最后两个字符都是 《多重音符》(U + 1 F3B6),其 UTF-8编码是 0xf09f8eb6

表中的 tweet_text字段用 utf8mb4编码。但是,当我试图将 tweet 存储在该列中时,会得到以下错误消息:

错误的字符串值: 第1行的“ tweet _ text”列为“ xF0 x9F x8E xB6 xF0 x9F...”。

出什么问题了?我该怎么补救?我还需要存储多种语言,这个字符集适用于所有语言,但不适用于像表情符号和表情符号这样的特殊字符。

这是我的 create table 语句:

CREATE TABLE `twitter_status_data` (
`unique_status_id` bigint(20) NOT NULL AUTO_INCREMENT,
`metadata_result_type` text CHARACTER SET utf8,
`created_at` text CHARACTER SET utf8 NOT NULL COMMENT 'UTC time when this Tweet was    created.',
`id` bigint(20) unsigned NOT NULL COMMENT 'Unique tweet identifier',
`id_str` text CHARACTER SET utf8 NOT NULL,
`tweet_text` text COMMENT 'Actual UTF-8 text',
`user_id_str` text CHARACTER SET utf8,
`user_name` text COMMENT 'User''s name',
`user_screen_name` text COMMENT 'Twitter handle',
`coordinates` text CHARACTER SET utf8,
PRIMARY KEY (`unique_status_id`),
KEY `user_id_index` (`user_id`),
FULLTEXT KEY `tweet_text_index` (`tweet_text`)
) ENGINE=InnoDB AUTO_INCREMENT=82451 DEFAULT CHARSET=utf8mb4;
155125 次浏览

I was finally able to figure out the issue. I had to change some settings in mysql configuration my.ini This article helped a lot http://mathiasbynens.be/notes/mysql-utf8mb4#character-sets

First i changed the character set in my.ini to utf8mb4 Next i ran the following commands in mysql client

SET NAMES utf8mb4;
ALTER DATABASE dreams_twitter CHARACTER SET = utf8mb4 COLLATE = utf8mb4_general_ci;

Use the following command to check that the changes are made

SHOW VARIABLES WHERE Variable_name LIKE 'character\_set\_%' OR Variable_name LIKE 'collation%';

I had hit the same problem and learnt the following-

Even though database has a default character set of utf-8, it's possible for database columns to have a different character set in MySQL. Modified dB and the problematic column to UTF-8:

mysql> ALTER DATABASE MyDB CHARACTER SET 'utf8' COLLATE 'utf8_unicode_ci'


mysql> ALTER TABLE database.table MODIFY COLUMN column_name VARCHAR(255) CHARACTER SET utf8 COLLATE utf8_general_ci NOT NULL;

Now creating new tables with:

> CREATE TABLE My_Table_Name (
twitter_id_str VARCHAR(255) NOT NULL UNIQUE,
twitter_screen_name VARCHAR(512) CHARACTER SET utf8 COLLATE utf8_unicode_ci,
.....
) CHARACTER SET utf8 COLLATE utf8_unicode_ci;

It may be obvious, but it still was surprising to me, that SET NAMES utf8 is not compatible with utf8mb4 encoding. So for some apps changing table/column encoding was not enough. I had to change encoding in app configuration.

Redmine (ruby, ROR)

In config/database.yml:

production:
adapter: mysql2
database: redmine
host: localhost
username: redmine
password: passowrd
encoding: utf8mb4

Custom Yii application (PHP)

In config/db.php:

return [
'class' => yii\db\Connection::class,
'dsn' => 'mysql:host=localhost;dbname=yii',
'username' => 'yii',
'password' => 'password',
'charset' => 'utf8mb4',
],

If you have utf8mb4 as a column/table encoding and still getting errors like this, make sure that you have configured correct charset for DB connection in your application.

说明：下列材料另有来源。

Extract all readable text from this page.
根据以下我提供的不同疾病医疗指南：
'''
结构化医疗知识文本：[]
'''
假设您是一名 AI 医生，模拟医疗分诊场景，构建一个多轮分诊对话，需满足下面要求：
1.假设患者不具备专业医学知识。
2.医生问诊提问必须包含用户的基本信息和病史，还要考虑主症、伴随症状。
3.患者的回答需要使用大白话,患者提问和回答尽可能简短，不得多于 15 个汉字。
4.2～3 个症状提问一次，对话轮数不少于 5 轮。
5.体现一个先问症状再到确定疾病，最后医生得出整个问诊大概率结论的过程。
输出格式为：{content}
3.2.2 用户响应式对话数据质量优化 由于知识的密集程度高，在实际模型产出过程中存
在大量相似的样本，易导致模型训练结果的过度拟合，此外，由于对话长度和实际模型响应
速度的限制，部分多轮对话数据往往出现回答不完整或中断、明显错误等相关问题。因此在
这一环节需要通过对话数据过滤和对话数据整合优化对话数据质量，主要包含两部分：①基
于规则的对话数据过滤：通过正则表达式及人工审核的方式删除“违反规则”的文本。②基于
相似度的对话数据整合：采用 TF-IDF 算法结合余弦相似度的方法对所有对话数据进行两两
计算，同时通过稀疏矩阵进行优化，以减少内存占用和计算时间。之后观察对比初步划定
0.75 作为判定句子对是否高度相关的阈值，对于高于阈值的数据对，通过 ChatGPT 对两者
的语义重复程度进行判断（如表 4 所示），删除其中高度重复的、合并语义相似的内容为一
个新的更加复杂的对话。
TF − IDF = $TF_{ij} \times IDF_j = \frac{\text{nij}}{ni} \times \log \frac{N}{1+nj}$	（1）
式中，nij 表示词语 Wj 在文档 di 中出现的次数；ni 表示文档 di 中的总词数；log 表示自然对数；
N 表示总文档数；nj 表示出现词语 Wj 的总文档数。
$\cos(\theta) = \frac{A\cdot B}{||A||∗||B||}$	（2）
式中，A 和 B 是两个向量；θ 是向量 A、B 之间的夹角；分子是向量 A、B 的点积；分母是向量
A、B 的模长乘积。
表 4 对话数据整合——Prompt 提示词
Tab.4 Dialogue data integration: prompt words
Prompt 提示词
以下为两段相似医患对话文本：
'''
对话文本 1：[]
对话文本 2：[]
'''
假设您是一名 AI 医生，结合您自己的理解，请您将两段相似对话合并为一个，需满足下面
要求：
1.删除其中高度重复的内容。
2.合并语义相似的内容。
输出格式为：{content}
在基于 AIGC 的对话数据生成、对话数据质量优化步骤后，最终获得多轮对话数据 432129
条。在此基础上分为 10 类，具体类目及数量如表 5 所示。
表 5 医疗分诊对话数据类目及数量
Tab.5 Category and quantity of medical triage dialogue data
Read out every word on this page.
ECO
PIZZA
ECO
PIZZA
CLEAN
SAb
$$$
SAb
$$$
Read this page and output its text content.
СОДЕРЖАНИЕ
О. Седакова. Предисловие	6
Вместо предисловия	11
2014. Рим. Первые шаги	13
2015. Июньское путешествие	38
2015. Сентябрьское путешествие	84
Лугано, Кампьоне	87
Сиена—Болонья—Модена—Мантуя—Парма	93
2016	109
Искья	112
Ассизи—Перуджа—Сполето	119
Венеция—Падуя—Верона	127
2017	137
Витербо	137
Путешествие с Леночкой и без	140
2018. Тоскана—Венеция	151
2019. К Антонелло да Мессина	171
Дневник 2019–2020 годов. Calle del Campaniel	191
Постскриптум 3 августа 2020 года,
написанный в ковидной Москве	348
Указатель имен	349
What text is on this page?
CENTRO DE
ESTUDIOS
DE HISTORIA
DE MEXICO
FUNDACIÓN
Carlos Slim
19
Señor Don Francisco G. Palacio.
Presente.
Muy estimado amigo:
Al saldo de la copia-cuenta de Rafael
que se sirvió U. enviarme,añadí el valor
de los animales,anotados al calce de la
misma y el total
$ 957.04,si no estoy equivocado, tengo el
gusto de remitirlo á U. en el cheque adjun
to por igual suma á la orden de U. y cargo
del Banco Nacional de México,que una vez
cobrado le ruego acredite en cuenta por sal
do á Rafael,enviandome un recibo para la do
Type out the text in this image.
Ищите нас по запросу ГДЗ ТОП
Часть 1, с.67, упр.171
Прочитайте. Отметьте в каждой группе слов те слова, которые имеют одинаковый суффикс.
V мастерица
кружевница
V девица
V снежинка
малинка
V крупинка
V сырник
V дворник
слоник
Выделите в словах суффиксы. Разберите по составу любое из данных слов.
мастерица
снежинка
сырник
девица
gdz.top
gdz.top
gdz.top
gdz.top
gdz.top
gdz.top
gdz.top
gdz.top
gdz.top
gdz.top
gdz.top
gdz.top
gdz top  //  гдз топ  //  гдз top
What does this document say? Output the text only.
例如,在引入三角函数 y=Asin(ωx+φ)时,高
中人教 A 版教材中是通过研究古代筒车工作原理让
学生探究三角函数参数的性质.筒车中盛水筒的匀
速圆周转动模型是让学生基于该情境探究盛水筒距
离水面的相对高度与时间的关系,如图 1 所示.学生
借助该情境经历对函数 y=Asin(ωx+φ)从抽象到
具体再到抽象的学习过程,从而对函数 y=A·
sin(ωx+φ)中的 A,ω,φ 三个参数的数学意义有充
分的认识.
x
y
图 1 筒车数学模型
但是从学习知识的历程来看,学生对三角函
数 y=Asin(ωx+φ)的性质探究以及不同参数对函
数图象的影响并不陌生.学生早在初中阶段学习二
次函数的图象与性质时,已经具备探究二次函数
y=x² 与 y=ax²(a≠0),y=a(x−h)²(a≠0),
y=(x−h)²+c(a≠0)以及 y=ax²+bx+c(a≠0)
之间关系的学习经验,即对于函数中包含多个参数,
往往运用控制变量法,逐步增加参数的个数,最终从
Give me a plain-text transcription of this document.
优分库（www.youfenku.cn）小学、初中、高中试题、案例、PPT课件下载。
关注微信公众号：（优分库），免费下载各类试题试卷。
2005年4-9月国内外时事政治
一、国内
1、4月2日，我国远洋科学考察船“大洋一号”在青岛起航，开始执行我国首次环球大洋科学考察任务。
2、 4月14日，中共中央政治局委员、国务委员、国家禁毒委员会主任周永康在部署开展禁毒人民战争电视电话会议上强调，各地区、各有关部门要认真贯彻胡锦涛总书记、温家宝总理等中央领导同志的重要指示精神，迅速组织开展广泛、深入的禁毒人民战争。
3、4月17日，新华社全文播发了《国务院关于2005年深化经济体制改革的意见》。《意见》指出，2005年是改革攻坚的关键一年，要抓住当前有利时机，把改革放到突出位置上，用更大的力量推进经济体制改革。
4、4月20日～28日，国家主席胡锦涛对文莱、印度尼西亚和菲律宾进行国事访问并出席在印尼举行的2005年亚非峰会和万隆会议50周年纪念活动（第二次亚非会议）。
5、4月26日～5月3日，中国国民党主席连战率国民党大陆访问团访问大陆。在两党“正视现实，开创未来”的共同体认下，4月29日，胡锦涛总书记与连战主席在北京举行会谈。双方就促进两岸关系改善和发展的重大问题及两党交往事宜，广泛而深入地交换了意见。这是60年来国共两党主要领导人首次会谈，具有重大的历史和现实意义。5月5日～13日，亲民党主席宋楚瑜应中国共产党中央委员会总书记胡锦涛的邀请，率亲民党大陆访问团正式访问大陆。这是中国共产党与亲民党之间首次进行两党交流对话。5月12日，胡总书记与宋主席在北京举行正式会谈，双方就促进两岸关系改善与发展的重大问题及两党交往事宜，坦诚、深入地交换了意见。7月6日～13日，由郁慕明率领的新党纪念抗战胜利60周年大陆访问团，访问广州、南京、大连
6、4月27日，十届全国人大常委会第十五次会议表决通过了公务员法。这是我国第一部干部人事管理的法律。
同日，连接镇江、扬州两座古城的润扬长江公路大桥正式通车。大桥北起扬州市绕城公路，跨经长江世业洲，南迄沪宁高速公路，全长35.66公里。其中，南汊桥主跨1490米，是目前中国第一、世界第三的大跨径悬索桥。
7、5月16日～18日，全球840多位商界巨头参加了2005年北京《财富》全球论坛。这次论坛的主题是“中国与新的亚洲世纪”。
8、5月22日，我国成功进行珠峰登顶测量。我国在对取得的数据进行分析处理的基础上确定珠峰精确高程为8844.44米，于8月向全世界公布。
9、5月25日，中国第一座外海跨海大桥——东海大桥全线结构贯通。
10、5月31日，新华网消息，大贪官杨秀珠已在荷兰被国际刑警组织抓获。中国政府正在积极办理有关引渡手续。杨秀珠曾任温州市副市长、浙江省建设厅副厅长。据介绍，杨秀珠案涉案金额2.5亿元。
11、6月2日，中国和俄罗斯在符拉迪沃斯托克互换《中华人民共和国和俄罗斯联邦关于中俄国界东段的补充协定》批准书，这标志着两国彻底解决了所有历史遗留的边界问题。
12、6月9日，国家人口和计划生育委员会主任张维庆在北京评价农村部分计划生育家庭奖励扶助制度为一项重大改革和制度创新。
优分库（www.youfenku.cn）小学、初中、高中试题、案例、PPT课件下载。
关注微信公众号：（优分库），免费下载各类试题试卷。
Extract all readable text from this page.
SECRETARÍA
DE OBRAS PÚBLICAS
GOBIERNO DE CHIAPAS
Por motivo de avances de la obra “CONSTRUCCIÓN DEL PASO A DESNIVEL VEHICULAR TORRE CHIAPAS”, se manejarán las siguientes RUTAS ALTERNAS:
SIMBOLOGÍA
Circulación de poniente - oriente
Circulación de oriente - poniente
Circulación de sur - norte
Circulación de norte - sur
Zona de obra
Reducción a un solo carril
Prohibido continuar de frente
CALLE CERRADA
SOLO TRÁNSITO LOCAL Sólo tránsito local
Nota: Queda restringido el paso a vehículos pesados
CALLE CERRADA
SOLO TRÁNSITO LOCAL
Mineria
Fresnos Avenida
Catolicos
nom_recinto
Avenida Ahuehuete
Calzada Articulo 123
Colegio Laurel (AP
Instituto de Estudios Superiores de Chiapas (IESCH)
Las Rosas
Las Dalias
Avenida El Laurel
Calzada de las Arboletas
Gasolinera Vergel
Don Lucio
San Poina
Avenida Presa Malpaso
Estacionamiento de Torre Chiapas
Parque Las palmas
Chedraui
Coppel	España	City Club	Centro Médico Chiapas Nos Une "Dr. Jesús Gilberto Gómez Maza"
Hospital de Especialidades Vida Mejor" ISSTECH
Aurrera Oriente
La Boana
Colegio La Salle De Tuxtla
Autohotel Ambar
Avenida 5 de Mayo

According to the create table statement, the default charset of the table is already utf8mb4. It seems that you have a wrong connection charset.

In Java, set the datasource url like this:

jdbc:mysql://127.0.0.1:3306/testdb?useUnicode=true&characterEncoding=utf-8`.

?useUnicode=true&characterEncoding=utf-8 is necessary for using utf8mb4.

It works for my application.

FOR SQLALCHEMY AND PYTHON

The encoding used for Unicode has traditionally been 'utf8'. However, for MySQL versions 5.5.3 on forward, a new MySQL-specific encoding 'utf8mb4' has been introduced, and as of MySQL 8.0 a warning is emitted by the server if plain utf8 is specified within any server-side directives, replaced with utf8mb3. The rationale for this new encoding is due to the fact that MySQL’s legacy utf-8 encoding only supports codepoints up to three bytes instead of four. Therefore, when communicating with a MySQL database that includes codepoints more than three bytes in size, this new charset is preferred, if supported by both the database as well as the client DBAPI, as in:

e = create_engine(
"mysql+pymysql://scott:tiger@localhost/test?charset=utf8mb4")
All modern DBAPIs should support the utf8mb4 charset.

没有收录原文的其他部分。